CB(n) or \(\delta(n)\) So, the chess board is a hypothetical Turing machine thing.
Definition
The maximum sum of BB(n)-1’s that can be written (in the finished plane), with BB(n) state and a BB(n) colour halting Turing machine. Note that we do not use a tape but a Plane. As well as that, we allow for movement in 8 directions. Up, down, left, right, up right, up left, down right, down left.
Better Explanation
We have a read and write head moving on the infinite paper. Instead of turning it into a 0 or 1, it turns it into 0,1,2, etc, with n-1 as the maximum number. It reads and writes, until it eventually halts. The final question, is what is the sum of all n-1s?
Augmented CB(n)
Also called \(\Delta(n)\) It should be more powerful.

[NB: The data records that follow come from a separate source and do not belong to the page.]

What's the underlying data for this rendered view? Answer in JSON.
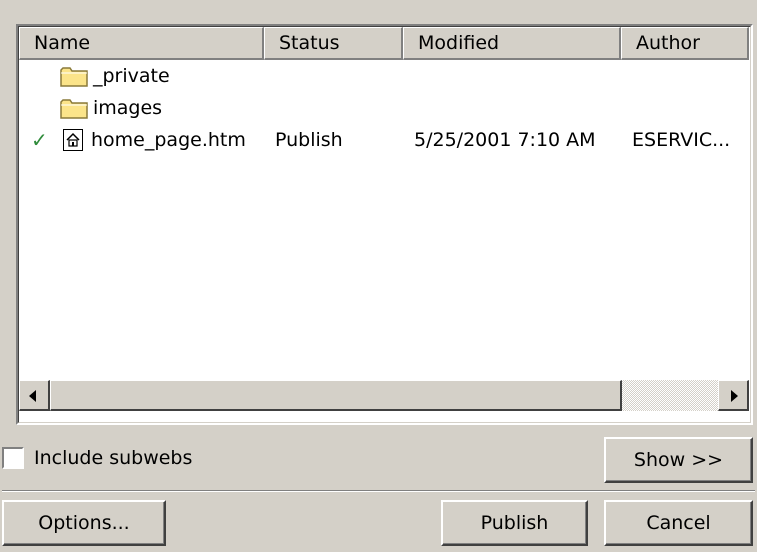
{
  "columns": [
    {
      "label": "Name"
    },
    {
      "label": "Status"
    },
    {
      "label": "Modified"
    },
    {
      "label": "Author"
    }
  ],
  "files": [
    {
      "type": "folder",
      "name": "_private",
      "status": "",
      "modified": "",
      "author": "",
      "checked": false
    },
    {
      "type": "folder",
      "name": "images",
      "status": "",
      "modified": "",
      "author": "",
      "checked": false
    },
    {
      "type": "page",
      "name": "home_page.htm",
      "status": "Publish",
      "modified": "5/25/2001 7:10 AM",
      "author": "ESERVIC...",
      "checked": true
    }
  ],
  "options": {
    "include_subwebs_label": "Include subwebs",
    "include_subwebs_checked": false
  },
  "buttons": {
    "show": "Show >>",
    "options": "Options...",
    "publish": "Publish",
    "cancel": "Cancel"
  },
  "icons": {
    "check": "checkmark-icon",
    "folder": "folder-icon",
    "page": "home-page-icon"
  },
  "colors": {
    "dialog_bg": "#d4d0c8",
    "check": "#2e8b3a",
    "folder": "#fbe48a"
  }
}
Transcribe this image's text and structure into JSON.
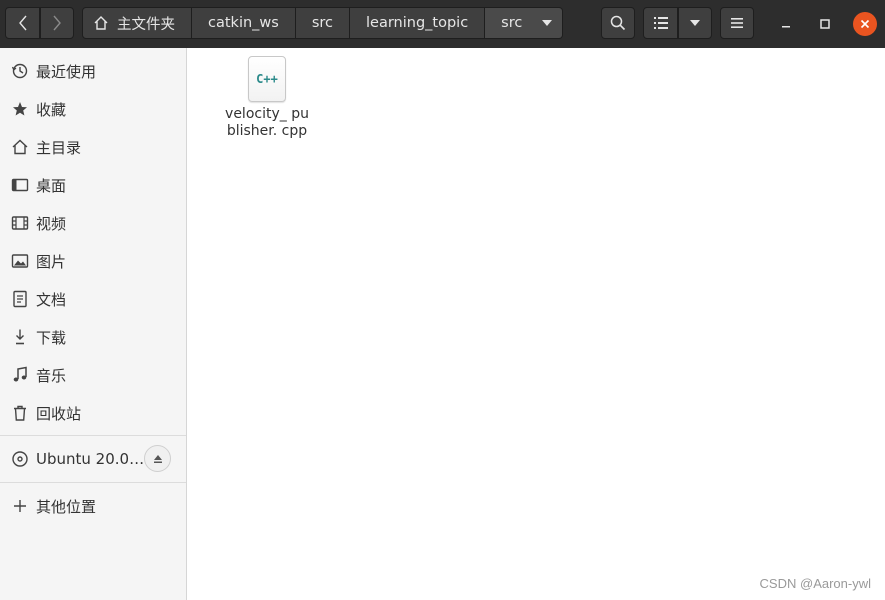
{
  "toolbar": {
    "breadcrumbs": [
      "主文件夹",
      "catkin_ws",
      "src",
      "learning_topic",
      "src"
    ]
  },
  "sidebar": {
    "items": [
      {
        "label": "最近使用",
        "icon": "clock-icon"
      },
      {
        "label": "收藏",
        "icon": "star-icon"
      },
      {
        "label": "主目录",
        "icon": "home-icon"
      },
      {
        "label": "桌面",
        "icon": "desktop-icon"
      },
      {
        "label": "视频",
        "icon": "film-icon"
      },
      {
        "label": "图片",
        "icon": "picture-icon"
      },
      {
        "label": "文档",
        "icon": "document-icon"
      },
      {
        "label": "下载",
        "icon": "download-icon"
      },
      {
        "label": "音乐",
        "icon": "music-icon"
      },
      {
        "label": "回收站",
        "icon": "trash-icon"
      }
    ],
    "device": {
      "label": "Ubuntu 20.0…",
      "icon": "disc-icon"
    },
    "other": {
      "label": "其他位置",
      "icon": "plus-icon"
    }
  },
  "files": [
    {
      "icon_text": "C++",
      "name": "velocity_ publisher. cpp"
    }
  ],
  "watermark": "CSDN @Aaron-ywl",
  "colors": {
    "titlebar": "#2d2d2d",
    "close_button": "#e95420",
    "cpp_icon": "#2b8a8a"
  }
}
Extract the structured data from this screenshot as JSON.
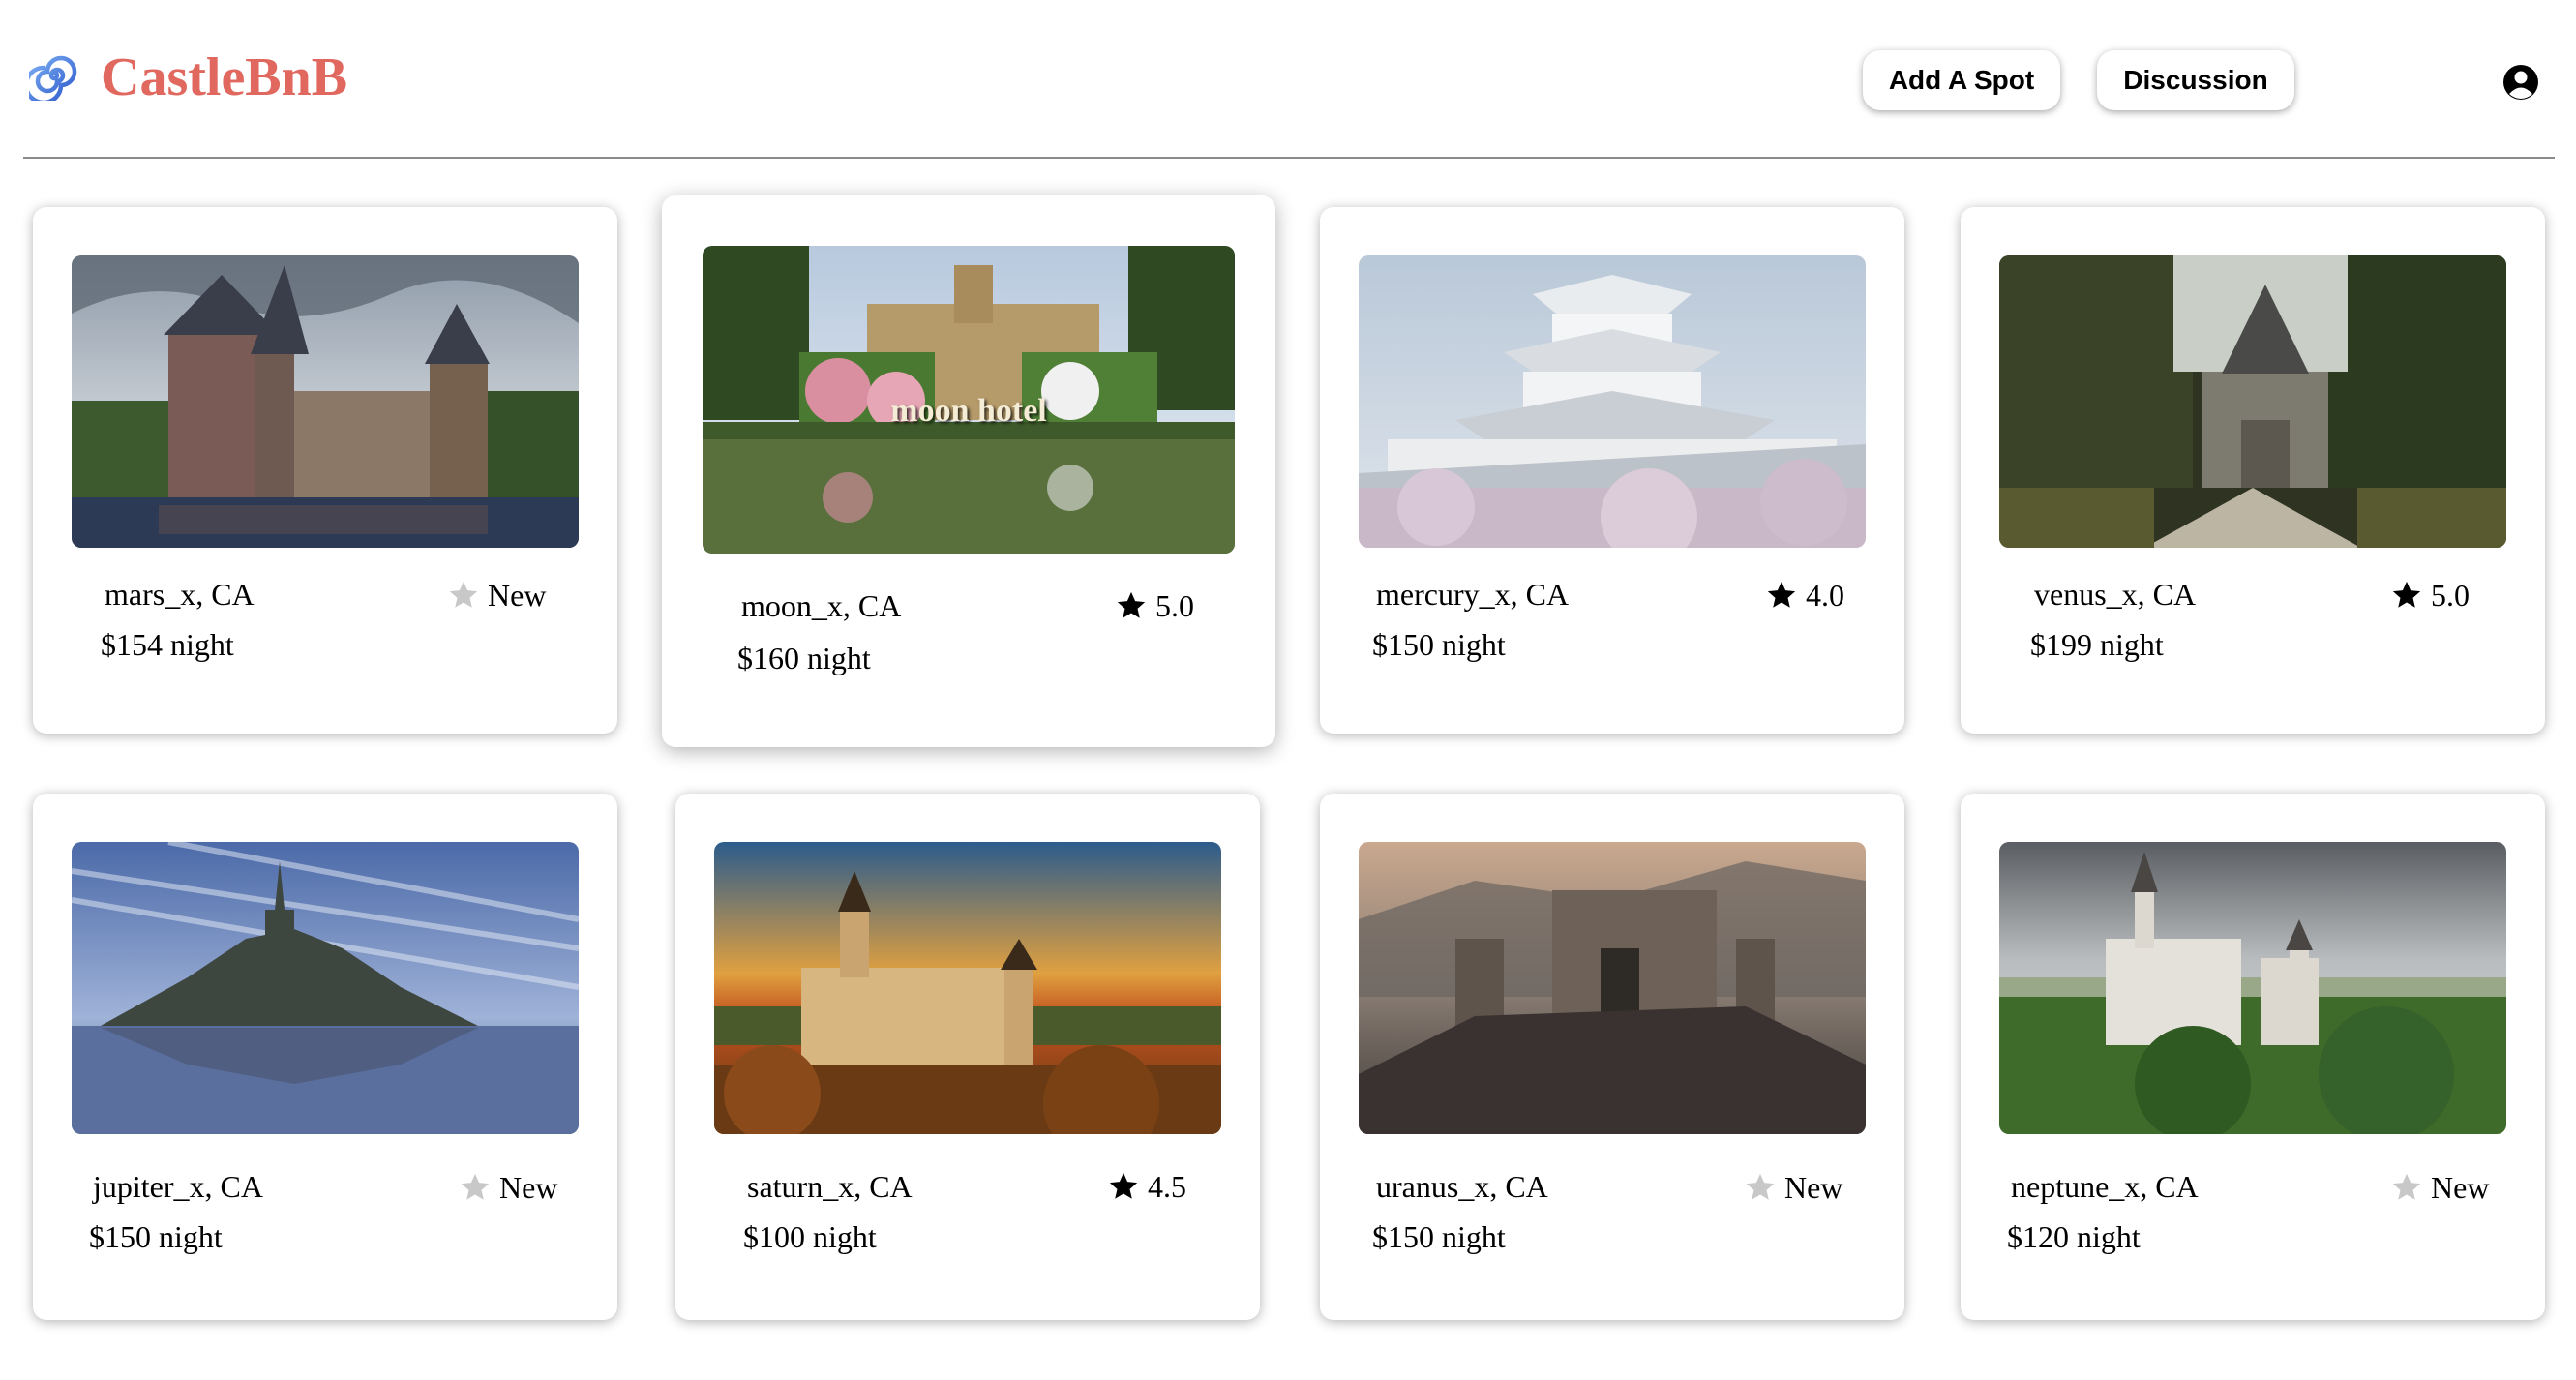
{
  "brand": {
    "name": "CastleBnB",
    "color": "#e0685f",
    "icon": "spiral-logo-icon"
  },
  "nav": {
    "add_spot": "Add A Spot",
    "discussion": "Discussion",
    "user_icon": "user-circle-icon"
  },
  "spots": [
    {
      "location": "mars_x, CA",
      "price": "$154 night",
      "rating": "New",
      "rated": false
    },
    {
      "location": "moon_x, CA",
      "price": "$160 night",
      "rating": "5.0",
      "rated": true,
      "overlay": "moon hotel"
    },
    {
      "location": "mercury_x, CA",
      "price": "$150 night",
      "rating": "4.0",
      "rated": true
    },
    {
      "location": "venus_x, CA",
      "price": "$199 night",
      "rating": "5.0",
      "rated": true
    },
    {
      "location": "jupiter_x, CA",
      "price": "$150 night",
      "rating": "New",
      "rated": false
    },
    {
      "location": "saturn_x, CA",
      "price": "$100 night",
      "rating": "4.5",
      "rated": true
    },
    {
      "location": "uranus_x, CA",
      "price": "$150 night",
      "rating": "New",
      "rated": false
    },
    {
      "location": "neptune_x, CA",
      "price": "$120 night",
      "rating": "New",
      "rated": false
    }
  ],
  "colors": {
    "star_rated": "#000000",
    "star_new": "#c8c8c8"
  }
}
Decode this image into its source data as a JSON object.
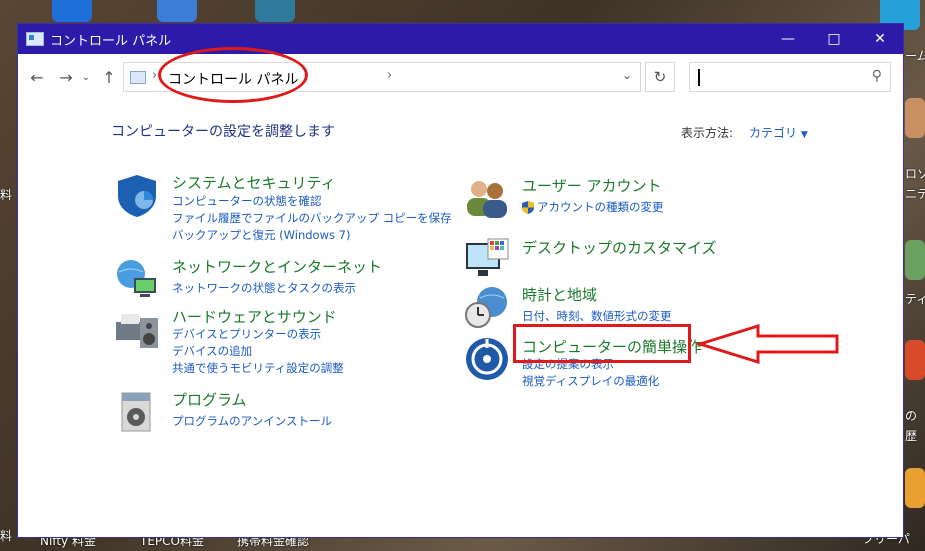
{
  "window": {
    "title": "コントロール パネル"
  },
  "address": {
    "crumb": "コントロール パネル",
    "search_placeholder": ""
  },
  "header": {
    "heading": "コンピューターの設定を調整します",
    "view_by_label": "表示方法:",
    "view_by_value": "カテゴリ"
  },
  "categories_left": [
    {
      "title": "システムとセキュリティ",
      "links": [
        "コンピューターの状態を確認",
        "ファイル履歴でファイルのバックアップ コピーを保存",
        "バックアップと復元 (Windows 7)"
      ]
    },
    {
      "title": "ネットワークとインターネット",
      "links": [
        "ネットワークの状態とタスクの表示"
      ]
    },
    {
      "title": "ハードウェアとサウンド",
      "links": [
        "デバイスとプリンターの表示",
        "デバイスの追加",
        "共通で使うモビリティ設定の調整"
      ]
    },
    {
      "title": "プログラム",
      "links": [
        "プログラムのアンインストール"
      ]
    }
  ],
  "categories_right": [
    {
      "title": "ユーザー アカウント",
      "links": [
        "アカウントの種類の変更"
      ]
    },
    {
      "title": "デスクトップのカスタマイズ",
      "links": []
    },
    {
      "title": "時計と地域",
      "links": [
        "日付、時刻、数値形式の変更"
      ]
    },
    {
      "title": "コンピューターの簡単操作",
      "links": [
        "設定の提案の表示",
        "視覚ディスプレイの最適化"
      ]
    }
  ],
  "desktop": {
    "labels": [
      "ーム",
      "ロソフ",
      "ニテ",
      "ティ",
      "の",
      "歴",
      "料",
      "Nifty 料金",
      "TEPCO料金",
      "携帯料金確認",
      "フリーパ"
    ]
  },
  "colors": {
    "accent": "#1a5bc5",
    "category_title": "#1a7a2a",
    "titlebar": "#2e1aa8",
    "annotation": "#e01a1a"
  }
}
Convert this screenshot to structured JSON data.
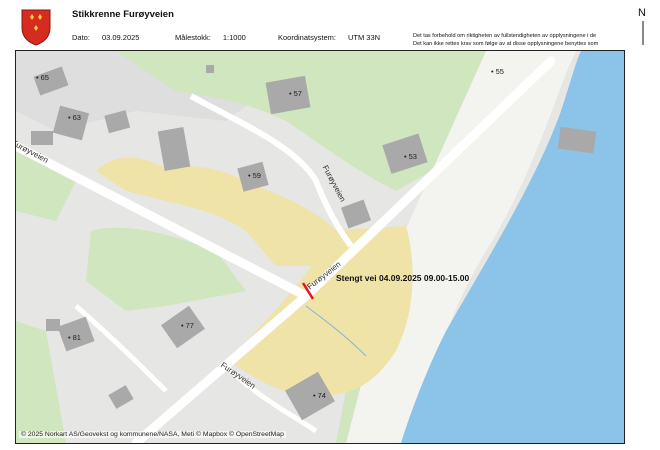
{
  "header": {
    "title": "Stikkrenne Furøyveien",
    "date_label": "Dato:",
    "date_value": "03.09.2025",
    "scale_label": "Målestokk:",
    "scale_value": "1:1000",
    "crs_label": "Koordinatsystem:",
    "crs_value": "UTM 33N",
    "disclaimer_line1": "Det tas forbehold om riktigheten av fullstendigheten av opplysningene i de",
    "disclaimer_line2": "Det kan ikke rettes krav som følge av at disse opplysningene benyttes som",
    "north_letter": "N"
  },
  "map": {
    "closure_label": "Stengt vei 04.09.2025 09.00-15.00",
    "closure_color": "#e8141b",
    "road_labels": [
      "Furøyveien",
      "Furøyveien",
      "Furøyveien",
      "Furøyveien"
    ],
    "address_labels": [
      "65",
      "63",
      "57",
      "55",
      "53",
      "59",
      "81",
      "77",
      "74"
    ],
    "attribution": "© 2025 Norkart AS/Geovekst og kommunene/NASA, Meti © Mapbox © OpenStreetMap",
    "colors": {
      "water": "#8cc3e8",
      "forest": "#cfe6bf",
      "closure_area": "#efe3a8",
      "built": "#dcdcdc",
      "building": "#a9a9a9",
      "road": "#ffffff"
    }
  }
}
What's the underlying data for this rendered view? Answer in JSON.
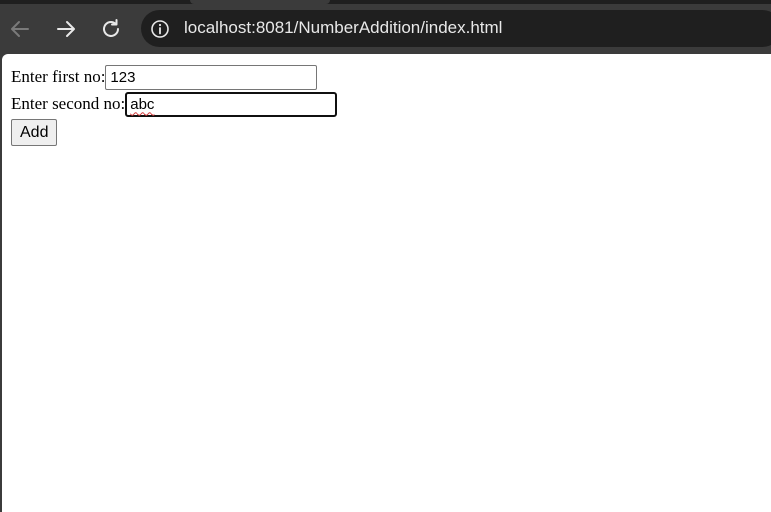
{
  "browser": {
    "url": "localhost:8081/NumberAddition/index.html",
    "icons": {
      "back": "arrow-left-icon",
      "forward": "arrow-right-icon",
      "reload": "reload-icon",
      "site_info": "info-icon"
    }
  },
  "form": {
    "first_label": "Enter first no:",
    "first_value": "123",
    "second_label": "Enter second no:",
    "second_value": "abc",
    "submit_label": "Add"
  }
}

Instead of asking what is the sum of all n-1s, we ask what is the sum of all numbers that are not 0.
Better Definition
The maximum sum of all nonzero numbers that can be written (in the finished plane), with a BB(n) state and a BB(n) colour halting Turing machine. Note that we do not use a tape but a Plane. As well as that, we allow for movement in 8 directions. Up, down, left, right, up right, up left, down right, down left.
BB(n) is the busy beaver function.
Finally, \(\Delta_\Delta(n)). This is defined to be the maximum number that can be computed for an n-state, n colour, n dimentional turing machine to halt.